Top heavy or too lengthy approach: Too much of a top down approach can be problematic as discussed earlier, and if the process is too lengthy participants may lose interest and momentum. Both of these two problems can be avoided by ensuring an efficient but effective consultation process with clear timelines and a well thought through stakeholder engagement approach.

Finally, Sull, Homkes and Sull describe how to “bust” 5 “myths” associated with strategic planning [21]:

  • Myth 1: Execution equals alignment. Most executives and managers believe that if their strategy is translated into performance measures and objectives that are being met, then their strategy should be successful. However, their research suggests that only 9% managers say they can rely on colleagues in other areas of the organisation all of the time and approximately 50% say they can rely on them most of the time. Coordination and breakdown of the “silo mentality” where individual sections of the organisation are inward looking and only concerned with their own outputs and outcomes, rather than recognising the interdependencies with other areas, is a critical factor in success. It demonstrates the requirement for excellent horizontal as well as vertical integration.

  • Myth 2: Execution means sticking to the plan. As described earlier in this chapter, flexibility and real-time adjustment is required to deal with unexpected factors that arise during the lifetime of the plan and which have the potential to impact on its execution.

  • Myth 3: Communication equals understanding. Quantity of communication does not compensate for quality. The strategy needs to be meaningful and translatable for staff at all levels of the organisation as well as external parties.

  • Myth 4: A performance culture drives execution. Most organisations are good at recognising and rewarding good performance, but many struggle to consistently address underperformance. As well as rewarding execution, other strengths such as agility, teamwork and ambition should be recognised. In this study only 20% of respondents felt that behaviour that resulted in a manager achieving their own local objectives but failing to collaborate with colleagues outside their area of direct influence would be addressed and 20% believed it would be tolerated.

  • Myth 5: Execution should be driven from the top.

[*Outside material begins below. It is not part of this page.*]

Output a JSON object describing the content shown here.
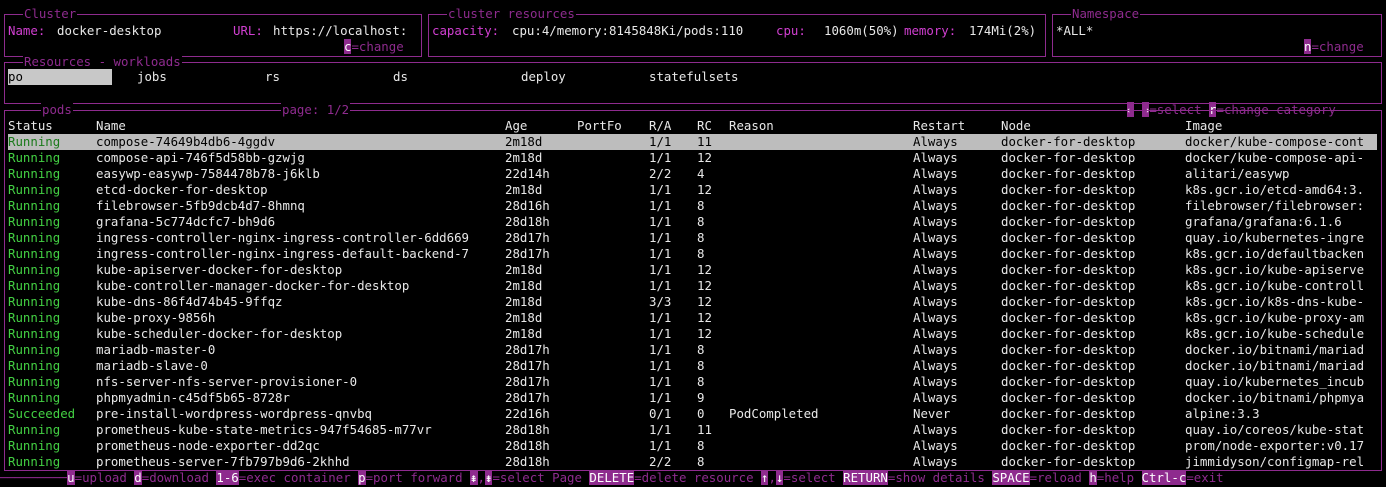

Execution should be guided from the top but best sits with “distributed leaders” in particular those who are middle managers who run critical businesses and functions within the organisation and technical experts who deliver key functions across business.

3.8 Reflections and Things to Try

In this chapter you learned:

Strategic planning provides a high-level roadmap for an organisation but must be aligned with the operational aspects of the entity.

Development of a mission statement, vision statement and organisational values are the first step to developing the strategic plan.

Identification and engagement of key stakeholders is an early and critical component of strategic planning.

Tools to assist the development of the plan including a SWOT analysis a PEST or PESTLE analysis and other models such as Porters Five Forces model.

After consultation and analysis has occurred to inform the plan, clear goals and objectives must be developed and the plan aligned with the business and operational plans for the organisation.

On completion an implementation plan is required including a launch and communications: the balance of effort between planning and implementation is important as often too much time is spent on planning with too little focus on implementation.

Key factors for a successful strategic plan include sustainability, a clear value proposition, flexibility and prioritisation as well as relevant stakeholder consultation and engagement, not just in the development of the plan but throughout its life.